Par ailleurs, le président de l’ALPA – qui est le seul représentant de l’industrie cinématographique habilité à envoyer des adresses IP à l’Hadopi – demande que la Haute Autorité procède elle-même à des mesures de filtrage.

« Les textes de loi autorisent d’envisager des systèmes de filtrage. Ce sera à la Hadopi de les mettre en place, dans le cadre de protection des libertés individuelles. Gaumont, par exemple, pose sur son film une sorte de marque ADN [empreinte numérique, ndlr] et le système de filtrage repèrerait un ADN qui ne pourrait pas passer. Il n’y aurait aucune intrusion dans l’ordinateur de qui que ce soit. Il faut que l’ensemble des systèmes qui permettent le pillage des œuvres de l’esprit cesse« , déclare-t-il.

Sur ce point, l’Hadopi avance à pas comptés, notamment pour des questions politiques d’opposition au CSA. Pour le moment, elle se contente de lancer des missions d’observations des usages de streaming, pour identifier les sites « manifestement utilisés pour une consommation illicite« .

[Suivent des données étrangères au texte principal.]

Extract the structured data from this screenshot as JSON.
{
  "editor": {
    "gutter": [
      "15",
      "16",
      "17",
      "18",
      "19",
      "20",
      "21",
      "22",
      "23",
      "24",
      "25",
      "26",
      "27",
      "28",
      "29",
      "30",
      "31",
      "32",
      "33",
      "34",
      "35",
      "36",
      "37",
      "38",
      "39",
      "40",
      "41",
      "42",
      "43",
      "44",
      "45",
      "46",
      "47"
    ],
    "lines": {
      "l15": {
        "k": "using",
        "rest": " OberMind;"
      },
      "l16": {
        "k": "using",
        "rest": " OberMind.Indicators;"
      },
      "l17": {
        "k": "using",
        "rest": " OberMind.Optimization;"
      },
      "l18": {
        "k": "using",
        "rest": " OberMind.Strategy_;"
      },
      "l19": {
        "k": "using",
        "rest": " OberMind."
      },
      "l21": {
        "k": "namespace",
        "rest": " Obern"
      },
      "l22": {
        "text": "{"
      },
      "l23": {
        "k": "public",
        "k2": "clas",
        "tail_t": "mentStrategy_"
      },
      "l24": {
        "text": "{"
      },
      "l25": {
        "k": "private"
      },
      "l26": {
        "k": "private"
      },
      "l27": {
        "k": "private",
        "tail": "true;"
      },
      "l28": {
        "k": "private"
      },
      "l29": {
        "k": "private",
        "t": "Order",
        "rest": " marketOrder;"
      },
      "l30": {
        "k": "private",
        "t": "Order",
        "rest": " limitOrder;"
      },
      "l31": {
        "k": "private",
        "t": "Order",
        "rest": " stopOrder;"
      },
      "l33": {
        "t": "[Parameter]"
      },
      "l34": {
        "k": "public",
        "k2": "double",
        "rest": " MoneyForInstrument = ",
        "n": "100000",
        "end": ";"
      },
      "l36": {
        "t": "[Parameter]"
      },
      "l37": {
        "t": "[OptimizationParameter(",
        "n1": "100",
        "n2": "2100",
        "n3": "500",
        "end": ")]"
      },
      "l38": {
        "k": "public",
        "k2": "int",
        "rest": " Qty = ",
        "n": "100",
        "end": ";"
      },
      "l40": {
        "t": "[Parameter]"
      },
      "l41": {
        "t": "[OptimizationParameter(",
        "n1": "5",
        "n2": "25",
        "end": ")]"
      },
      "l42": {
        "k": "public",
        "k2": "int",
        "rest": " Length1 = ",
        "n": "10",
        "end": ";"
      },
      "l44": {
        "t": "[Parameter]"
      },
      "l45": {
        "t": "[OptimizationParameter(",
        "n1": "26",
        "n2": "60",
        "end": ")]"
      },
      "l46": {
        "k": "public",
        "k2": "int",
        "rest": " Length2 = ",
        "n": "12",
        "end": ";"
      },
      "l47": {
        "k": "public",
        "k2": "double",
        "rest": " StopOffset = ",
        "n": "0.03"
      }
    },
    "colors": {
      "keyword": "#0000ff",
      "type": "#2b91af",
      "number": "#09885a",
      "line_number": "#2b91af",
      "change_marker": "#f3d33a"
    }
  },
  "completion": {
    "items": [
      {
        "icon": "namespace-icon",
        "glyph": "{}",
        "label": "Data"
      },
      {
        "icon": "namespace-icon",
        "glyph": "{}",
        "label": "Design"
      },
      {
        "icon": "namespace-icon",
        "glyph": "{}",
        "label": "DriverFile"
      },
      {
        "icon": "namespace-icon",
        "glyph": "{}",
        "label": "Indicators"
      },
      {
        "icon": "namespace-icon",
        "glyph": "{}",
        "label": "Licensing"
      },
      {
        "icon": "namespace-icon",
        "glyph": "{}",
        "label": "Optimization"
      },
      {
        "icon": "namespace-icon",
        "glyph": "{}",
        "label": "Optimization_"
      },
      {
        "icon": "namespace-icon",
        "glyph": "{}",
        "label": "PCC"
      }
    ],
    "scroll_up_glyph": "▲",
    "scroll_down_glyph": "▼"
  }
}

Peut-être ces données pourraient-elles servir aux ayants-droit dans le cadre de la mise en œuvre de l’article L336-2 du code de la propriété intellectuelle, qui dispose que « le tribunal de grande instance, statuant le cas échéant en la forme des référés, peut ordonner (…) toutes mesures propres à prévenir ou à faire cesser une telle atteinte à un droit d’auteur ou un droit voisin, à l’encontre de toute personne susceptible de contribuer à y remédier« . Mais contrairement à ce que prétend M. Seydoux, en aucun cas l’Hadopi ne peut elle-même actionner le tribunal pour obtenir le blocage d’un site. La loi actuelle dit explicitement que de telles mesures de filtrage ne peuvent être ordonnées qu’à « la demande des titulaires de droits sur les œuvres et objets protégés« . Il est donc étrange que le président de Gaumont renvoie la balle dans le camp d’une autorité administrative qui, quand bien même le souhaiterait-elle (et a priori elle ne le souhaite pas), ne peut pas répondre favorablement à une telle attente.